Apache Arrow is a cross-language development platform for in-memory data. Arrow is supported starting with sparklyr 1.0.0 to improve performance when transferring data between Spark and R. You can find some performance benchmarks under:

Installation

Using Arrow from R requires installing:

  • The Arrow Runtime: Provides a cross-language runtime library.
  • The Arrow R Package: Provides support for using Arrow from R through an R package.

Runtime

OS X

Installing from OS X requires Homebrew and executing from a terminal:

brew install apache-arrow

Windows

Currently, installing Arrow in Windows requires Conda and executing from a terminal:

conda install arrow-cpp=0.12.* -c conda-forge
conda install pyarrow=0.12.* -c conda-forge

Linux

Please reference arrow.apache.org/install when installing Arrow for Linux.

Package

As of this writing, the arrow R package is not yet available in CRAN; however, this package can be installed using the remotes package.
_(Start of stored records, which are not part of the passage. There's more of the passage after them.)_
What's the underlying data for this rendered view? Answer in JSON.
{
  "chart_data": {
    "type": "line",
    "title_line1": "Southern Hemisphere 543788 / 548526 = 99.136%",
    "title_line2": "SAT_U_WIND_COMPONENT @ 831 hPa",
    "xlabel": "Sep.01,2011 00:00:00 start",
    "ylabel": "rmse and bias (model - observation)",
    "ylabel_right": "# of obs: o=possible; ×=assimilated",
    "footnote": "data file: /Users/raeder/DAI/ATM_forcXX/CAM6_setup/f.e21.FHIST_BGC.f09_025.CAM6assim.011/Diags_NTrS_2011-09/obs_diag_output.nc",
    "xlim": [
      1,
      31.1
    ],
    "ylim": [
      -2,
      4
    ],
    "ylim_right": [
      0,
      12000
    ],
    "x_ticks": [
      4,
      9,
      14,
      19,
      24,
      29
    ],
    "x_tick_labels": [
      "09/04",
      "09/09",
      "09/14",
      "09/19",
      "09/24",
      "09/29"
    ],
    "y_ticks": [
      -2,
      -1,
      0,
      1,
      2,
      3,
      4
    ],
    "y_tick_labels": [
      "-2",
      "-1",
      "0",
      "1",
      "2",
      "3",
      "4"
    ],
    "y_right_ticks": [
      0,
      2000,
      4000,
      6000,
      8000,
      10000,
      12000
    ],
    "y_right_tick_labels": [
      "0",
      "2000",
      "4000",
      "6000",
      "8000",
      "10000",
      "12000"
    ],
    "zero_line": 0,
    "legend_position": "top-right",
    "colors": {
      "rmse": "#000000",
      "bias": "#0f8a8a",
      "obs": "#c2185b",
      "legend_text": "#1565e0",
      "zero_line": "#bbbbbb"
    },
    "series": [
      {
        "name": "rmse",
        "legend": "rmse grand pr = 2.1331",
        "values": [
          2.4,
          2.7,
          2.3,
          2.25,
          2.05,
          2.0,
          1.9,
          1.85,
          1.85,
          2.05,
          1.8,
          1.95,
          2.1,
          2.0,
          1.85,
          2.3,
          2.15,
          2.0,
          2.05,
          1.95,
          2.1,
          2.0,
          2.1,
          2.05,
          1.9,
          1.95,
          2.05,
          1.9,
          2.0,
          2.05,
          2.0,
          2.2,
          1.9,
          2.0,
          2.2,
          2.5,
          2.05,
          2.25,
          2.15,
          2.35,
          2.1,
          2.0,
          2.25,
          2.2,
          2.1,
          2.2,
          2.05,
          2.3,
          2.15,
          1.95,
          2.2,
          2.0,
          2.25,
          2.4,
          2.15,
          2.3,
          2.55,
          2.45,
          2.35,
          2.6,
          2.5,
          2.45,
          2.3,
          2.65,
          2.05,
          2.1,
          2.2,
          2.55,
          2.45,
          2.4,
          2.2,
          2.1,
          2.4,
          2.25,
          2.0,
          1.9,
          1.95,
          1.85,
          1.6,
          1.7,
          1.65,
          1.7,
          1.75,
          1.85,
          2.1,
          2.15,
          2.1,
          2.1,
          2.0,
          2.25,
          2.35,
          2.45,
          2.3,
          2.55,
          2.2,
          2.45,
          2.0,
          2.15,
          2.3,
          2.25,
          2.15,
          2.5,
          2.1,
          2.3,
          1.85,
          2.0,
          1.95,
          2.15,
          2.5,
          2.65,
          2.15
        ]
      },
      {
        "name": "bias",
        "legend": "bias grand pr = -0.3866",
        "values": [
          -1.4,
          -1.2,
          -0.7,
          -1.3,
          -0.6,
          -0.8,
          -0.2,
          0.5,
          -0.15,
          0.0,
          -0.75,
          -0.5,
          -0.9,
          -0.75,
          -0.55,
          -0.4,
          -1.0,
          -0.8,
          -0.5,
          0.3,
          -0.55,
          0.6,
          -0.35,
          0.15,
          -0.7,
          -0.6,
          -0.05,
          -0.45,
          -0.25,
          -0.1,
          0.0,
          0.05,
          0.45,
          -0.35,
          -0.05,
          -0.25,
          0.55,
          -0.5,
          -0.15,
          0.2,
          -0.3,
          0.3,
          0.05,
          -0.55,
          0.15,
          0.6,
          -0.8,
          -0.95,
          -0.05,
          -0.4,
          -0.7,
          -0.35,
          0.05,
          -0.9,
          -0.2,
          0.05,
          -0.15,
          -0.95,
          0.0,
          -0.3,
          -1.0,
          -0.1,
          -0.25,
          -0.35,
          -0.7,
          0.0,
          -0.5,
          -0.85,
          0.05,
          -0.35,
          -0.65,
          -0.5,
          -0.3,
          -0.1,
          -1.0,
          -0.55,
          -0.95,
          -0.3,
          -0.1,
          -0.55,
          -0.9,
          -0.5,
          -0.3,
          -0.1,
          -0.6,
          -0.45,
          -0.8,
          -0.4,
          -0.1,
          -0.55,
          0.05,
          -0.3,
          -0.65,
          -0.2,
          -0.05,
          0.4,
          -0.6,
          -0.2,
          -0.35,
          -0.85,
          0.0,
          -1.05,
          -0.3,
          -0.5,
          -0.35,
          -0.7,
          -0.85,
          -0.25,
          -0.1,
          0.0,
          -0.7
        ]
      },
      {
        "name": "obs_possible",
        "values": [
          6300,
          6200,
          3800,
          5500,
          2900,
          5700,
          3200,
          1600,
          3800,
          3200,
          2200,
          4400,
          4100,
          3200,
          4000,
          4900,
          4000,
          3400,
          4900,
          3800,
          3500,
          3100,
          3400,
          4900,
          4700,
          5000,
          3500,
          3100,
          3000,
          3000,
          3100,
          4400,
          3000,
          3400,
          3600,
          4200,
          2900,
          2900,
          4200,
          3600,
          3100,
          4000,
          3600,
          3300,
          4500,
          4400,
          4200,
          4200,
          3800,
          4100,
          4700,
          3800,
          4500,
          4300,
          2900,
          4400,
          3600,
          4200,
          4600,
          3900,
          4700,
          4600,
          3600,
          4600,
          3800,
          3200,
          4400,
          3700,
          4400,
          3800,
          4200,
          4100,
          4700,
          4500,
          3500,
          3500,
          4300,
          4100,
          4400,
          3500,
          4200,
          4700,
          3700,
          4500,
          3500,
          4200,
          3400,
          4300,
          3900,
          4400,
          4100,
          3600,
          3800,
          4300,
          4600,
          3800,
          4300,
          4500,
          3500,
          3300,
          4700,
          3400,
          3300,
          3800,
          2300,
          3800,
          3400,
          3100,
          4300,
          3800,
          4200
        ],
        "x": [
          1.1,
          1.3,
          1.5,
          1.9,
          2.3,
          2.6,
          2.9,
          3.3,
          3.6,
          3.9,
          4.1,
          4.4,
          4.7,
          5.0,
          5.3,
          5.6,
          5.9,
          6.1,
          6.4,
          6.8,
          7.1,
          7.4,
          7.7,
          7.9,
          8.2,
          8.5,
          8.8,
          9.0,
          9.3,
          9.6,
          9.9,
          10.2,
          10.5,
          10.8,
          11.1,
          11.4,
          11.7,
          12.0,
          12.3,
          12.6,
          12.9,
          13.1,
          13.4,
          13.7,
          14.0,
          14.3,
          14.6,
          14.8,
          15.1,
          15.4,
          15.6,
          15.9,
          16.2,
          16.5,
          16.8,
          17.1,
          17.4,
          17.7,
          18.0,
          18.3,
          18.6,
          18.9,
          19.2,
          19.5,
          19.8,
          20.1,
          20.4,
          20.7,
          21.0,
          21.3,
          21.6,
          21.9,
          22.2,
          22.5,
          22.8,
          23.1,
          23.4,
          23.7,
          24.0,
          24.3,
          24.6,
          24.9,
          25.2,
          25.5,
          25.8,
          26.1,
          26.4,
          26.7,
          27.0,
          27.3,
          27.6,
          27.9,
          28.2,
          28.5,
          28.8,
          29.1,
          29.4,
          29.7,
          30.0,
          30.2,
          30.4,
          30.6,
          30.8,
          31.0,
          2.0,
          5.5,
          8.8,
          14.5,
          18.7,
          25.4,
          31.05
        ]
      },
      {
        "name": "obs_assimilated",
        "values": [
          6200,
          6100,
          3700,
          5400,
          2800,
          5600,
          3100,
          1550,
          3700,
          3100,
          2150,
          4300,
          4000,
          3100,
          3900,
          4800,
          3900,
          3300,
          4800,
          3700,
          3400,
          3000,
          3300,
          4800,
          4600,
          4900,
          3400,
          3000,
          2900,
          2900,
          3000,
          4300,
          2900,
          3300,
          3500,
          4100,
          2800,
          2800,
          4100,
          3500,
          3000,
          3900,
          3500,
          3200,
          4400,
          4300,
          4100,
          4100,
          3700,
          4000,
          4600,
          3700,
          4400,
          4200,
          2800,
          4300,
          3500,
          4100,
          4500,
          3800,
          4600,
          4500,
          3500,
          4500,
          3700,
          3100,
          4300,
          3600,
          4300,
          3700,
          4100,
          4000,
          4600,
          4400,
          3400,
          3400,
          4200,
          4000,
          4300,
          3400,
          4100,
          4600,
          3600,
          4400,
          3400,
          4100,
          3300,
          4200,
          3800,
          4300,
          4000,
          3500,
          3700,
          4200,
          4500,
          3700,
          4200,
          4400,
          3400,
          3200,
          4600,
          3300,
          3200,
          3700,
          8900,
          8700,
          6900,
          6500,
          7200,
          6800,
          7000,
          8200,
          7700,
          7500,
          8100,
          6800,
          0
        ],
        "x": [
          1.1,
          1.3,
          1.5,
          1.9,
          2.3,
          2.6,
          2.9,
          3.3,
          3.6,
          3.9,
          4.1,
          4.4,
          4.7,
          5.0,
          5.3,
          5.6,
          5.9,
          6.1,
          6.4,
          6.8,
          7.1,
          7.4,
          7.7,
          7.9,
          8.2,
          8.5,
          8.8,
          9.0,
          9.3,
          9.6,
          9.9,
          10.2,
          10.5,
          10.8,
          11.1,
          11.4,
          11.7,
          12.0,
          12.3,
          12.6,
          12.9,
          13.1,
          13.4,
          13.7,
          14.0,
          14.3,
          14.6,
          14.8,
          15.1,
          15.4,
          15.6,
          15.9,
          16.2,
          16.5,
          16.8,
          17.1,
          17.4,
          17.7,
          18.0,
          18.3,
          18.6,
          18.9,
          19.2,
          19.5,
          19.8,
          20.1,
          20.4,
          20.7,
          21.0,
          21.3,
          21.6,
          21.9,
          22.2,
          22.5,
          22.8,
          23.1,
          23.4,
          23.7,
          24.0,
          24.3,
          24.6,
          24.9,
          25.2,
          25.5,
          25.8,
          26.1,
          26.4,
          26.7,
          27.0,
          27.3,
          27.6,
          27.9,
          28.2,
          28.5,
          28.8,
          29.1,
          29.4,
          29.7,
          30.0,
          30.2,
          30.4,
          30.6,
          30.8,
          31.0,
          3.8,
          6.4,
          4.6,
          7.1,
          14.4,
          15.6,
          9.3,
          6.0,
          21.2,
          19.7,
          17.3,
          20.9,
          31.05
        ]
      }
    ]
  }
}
First, install remotes:

install.packages("remotes")

Then install the R package from github as follows:

remotes::install_github("apache/arrow", subdir = "r", ref = "apache-arrow-0.12.0")

If you happen to have Arrow 0.11 installed, you will have to install

remotes::install_github("apache/arrow", subdir = "r", ref = "dc5df8f")

Use Cases

There are three main use cases for arrow in sparklyr:

  • Data Copying: When copying data with copy_to(), Arrow will be used.
  • Data Collection: Also, when collecting either, implicitly by printing datasets or explicitly calling collect.
  • R Transformations: When using spark_apply(), data will be transferred using Arrow when possible.

To use arrow in sparklyr one simply needs to import this library:

library(arrow)
Attaching package: ‘arrow’

The following object is masked from ‘package:utils’:

    timestamp

The following objects are masked from ‘package:base’:

    array, table

Considerations

Types

Some data types are mapped to slightly different, one can argue more correct, types when using Arrow. For instance, consider collecting 64 bit integers in sparklyr:

library(sparklyr)

sc <- spark_connect(master = "local")
integer64 <- sdf_len(sc, 2, type = "integer64")
integer64
# Source: spark<?> [?? x 1]
     id
  <dbl>
1     1
2     2

Notice that sparklyr collects 64 bit integers as double; however, using arrow:

library(arrow)
integer64
# Source: spark<?> [?? x 1]
  id             
  <S3: integer64>
1 1              
2 2 

64 bit integers are now being collected as proper 64 bit integer using the bit64 package.

Fallback

The Arrow R package supports many data types; however, in cases where a type is unsupported, sparklyr will fallback to not using arrow and print a warning.

library(sparklyr.nested)
library(sparklyr)
library(dplyr)
library(arrow)

sc <- spark_connect(master = "local")
cars <- copy_to(sc, mtcars)

sdf_nest(cars, hp) %>%
  group_by(cyl) %>%
  summarize(data = collect_list(data))
# Source: spark<?> [?? x 2]
    cyl data       
  <dbl> <list>     
1     6 <list [7]> 
2     4 <list [11]>
3     8 <list [14]>
Warning message:
In arrow_enabled_object.spark_jobj(sdf) :
  Arrow disabled due to columns: data